ResponderExcluir.........
6. Financiamento de campanha:
No Presidencialismo, como o voto é diretamente no candidato, este vai buscar seus financiadores e muitas vezes passa a ser o advogado do grupo que o financiou. Da mesma forma o partido, que se vê envolvido nessa teia.
No parlamentarismo, no geral, como o voto é no partido, o financiamento público é o caminho natural.
7. Efeito Tiririca:
No Presidencialismo, como o voto é diretamente no candidato, o partido busca pessoas nem sempre habilitadas para a função, mas que são puxadores de votos. Aí entram, artistas, futebolistas, radialistas, etc. e com isso o partido consegue eleger uma bancada maior, a custa dessa distorção.
No parlamentarismo, há uma maior seleção dos candidatos. Dificilmente, um partido vai colocar na lista dos candidatos um elemento “ficha suja” ou inabilitado.
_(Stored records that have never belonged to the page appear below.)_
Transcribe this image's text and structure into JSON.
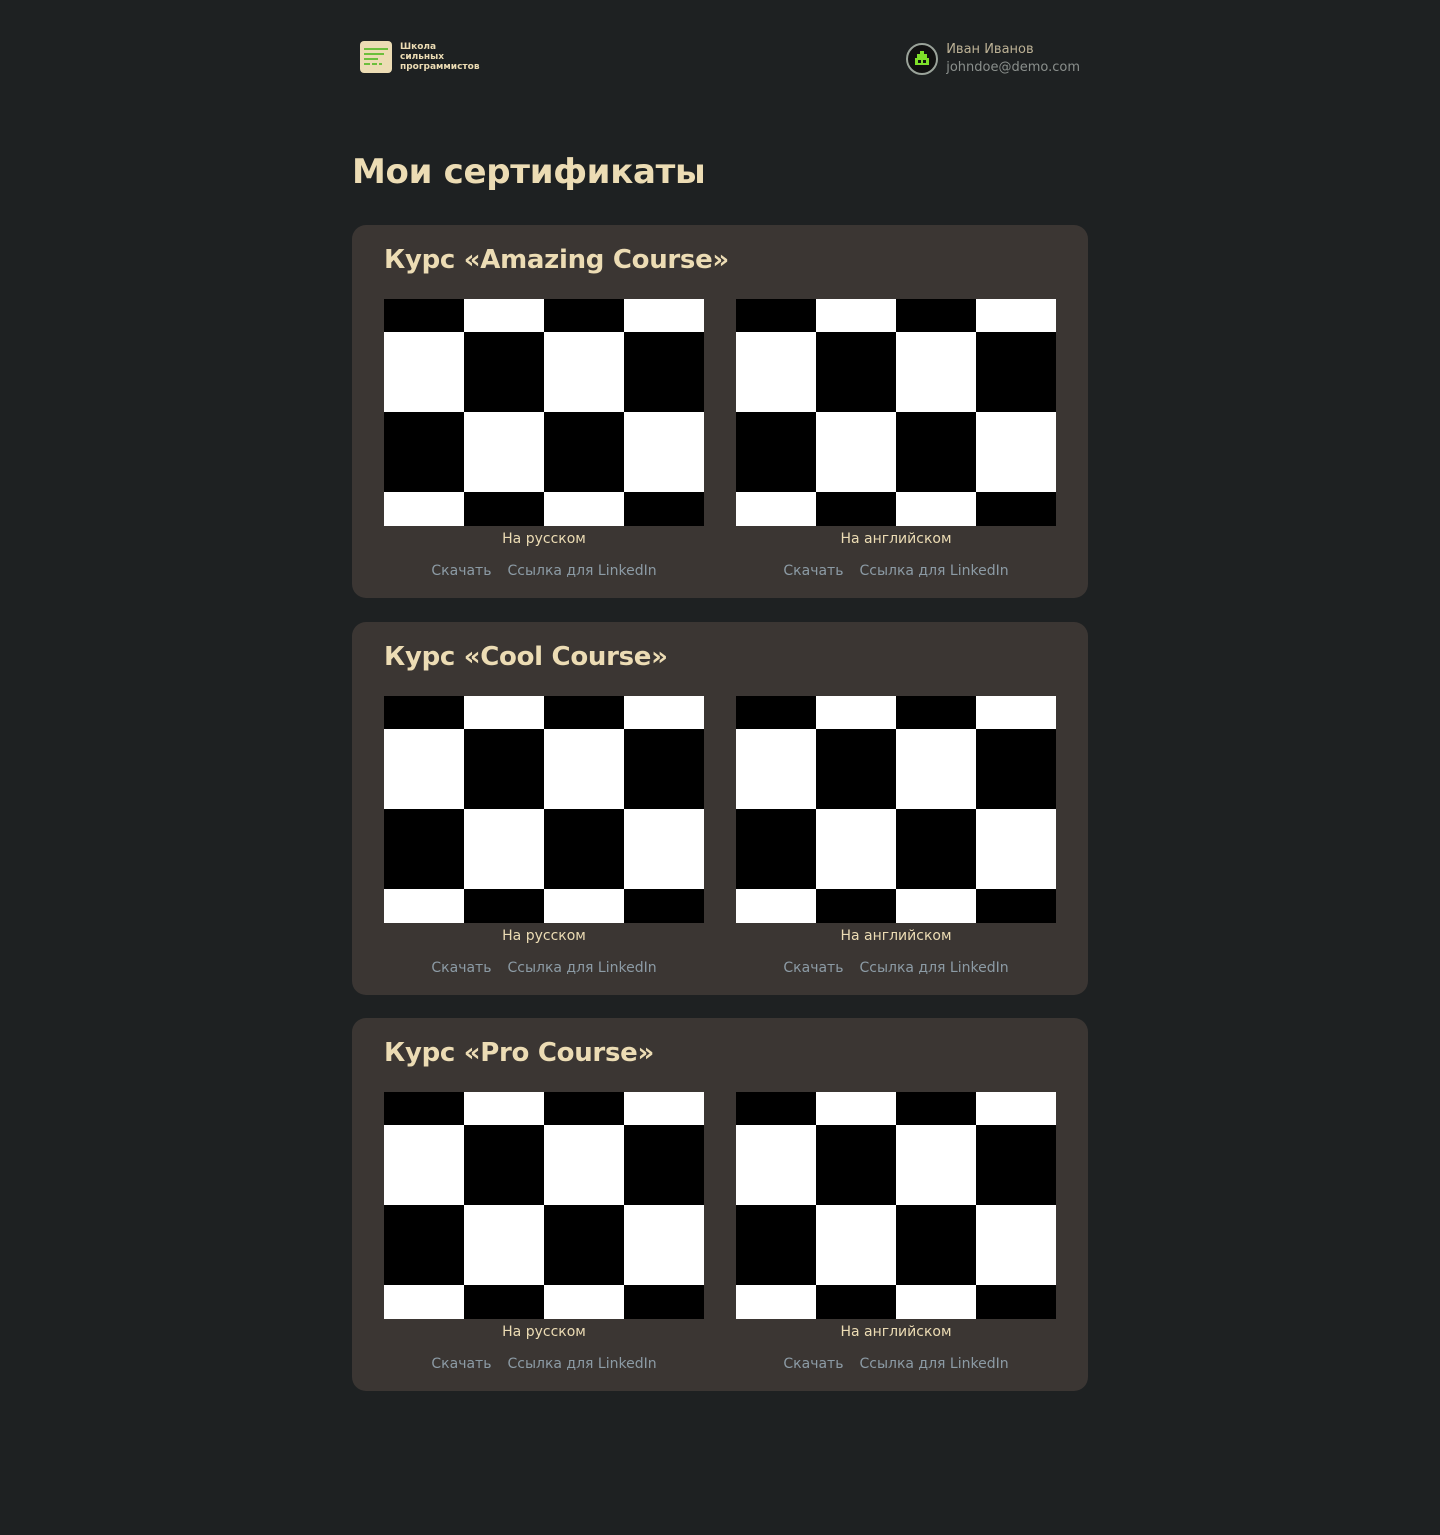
{
  "brand": {
    "logo_lines": [
      "Школа",
      "сильных",
      "программистов"
    ]
  },
  "user": {
    "name": "Иван Иванов",
    "email": "johndoe@demo.com"
  },
  "page": {
    "title": "Мои сертификаты"
  },
  "colors": {
    "background": "#1e2122",
    "card": "#3b3633",
    "accent_text": "#ecdcb4",
    "link": "#8c9ba5",
    "logo_green": "#6cbf3c"
  },
  "courses": [
    {
      "title": "Курс «Amazing Course»",
      "certificates": [
        {
          "label": "На русском",
          "download": "Скачать",
          "linkedin": "Ссылка для LinkedIn"
        },
        {
          "label": "На английском",
          "download": "Скачать",
          "linkedin": "Ссылка для LinkedIn"
        }
      ]
    },
    {
      "title": "Курс «Cool Course»",
      "certificates": [
        {
          "label": "На русском",
          "download": "Скачать",
          "linkedin": "Ссылка для LinkedIn"
        },
        {
          "label": "На английском",
          "download": "Скачать",
          "linkedin": "Ссылка для LinkedIn"
        }
      ]
    },
    {
      "title": "Курс «Pro Course»",
      "certificates": [
        {
          "label": "На русском",
          "download": "Скачать",
          "linkedin": "Ссылка для LinkedIn"
        },
        {
          "label": "На английском",
          "download": "Скачать",
          "linkedin": "Ссылка для LinkedIn"
        }
      ]
    }
  ]
}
Ao contrário, busca sempre a excelência.
8. Corrupção Eleitoral:
No Presidencialismo, como o voto é diretamente no candidato, há uma maior chance de corrupção eleitoral. Nos rincões mais afastados, ou periferias das cidades é comum observar a compra de votos, feitas pelos candidatos, das mais variadas formas. Há um movimento das autoridades que visa coibir essa prática, mas essa atuação não consegue inibir nem a 5% do que ocorre. Há lugares em que supermercados estão envolvidos na distribuição de cestas básicas 2 ou 3 dias antes das eleições.
No parlamentarismo, ante a forma de votação que é no partido e não nas pessoas a corrupção será reduzida significativamente.
9. Consciência política e voto:
No Presidencialismo, com a existência de partidos para todos os gostos, o povo não Sabe o que pensa cada parlamentar, o que ele defende, e isto considerando um mesmo partido. A maior parte dos partidos poderia se fundir em um que tivesse as posições programáticas semelhantes, sem que isso significasse qualquer prejuízo para o eleitor ou para a sociedade. Essa situação causa problemas sérios e para a maior parte da sociedade, que passa a ter a idéia de que todos os partidos são iguais, não conseguindo estabelecer as diferenças.
No parlamentarismo, há a tendência de redução dos partidos para uma quantidade razoável, de acordo com o espectro programático ideológico. O cidadão aos poucos vai conhecendo as posições políticas ideológicas que defende cada partido e ai vai se posicionando de forma racional.
10. Fidelidade partidária:
No Presidencialismo, com tantos partidos, a fidelidade partidária não é algo natural, mesmo sendo estabelecida por lei, pois o foco é sempre no candidato, no político, não na estrutura partidária. Assim vamos ver sempre a mudança de partidos por parte dos políticos. Kassab, por exemplo deve sair do DEM e ir para o PSB.
No parlamentarismo, a mudança de partido é algo impensável, pois os políticos estão vinculados a idéias e a programas, que o partido representa.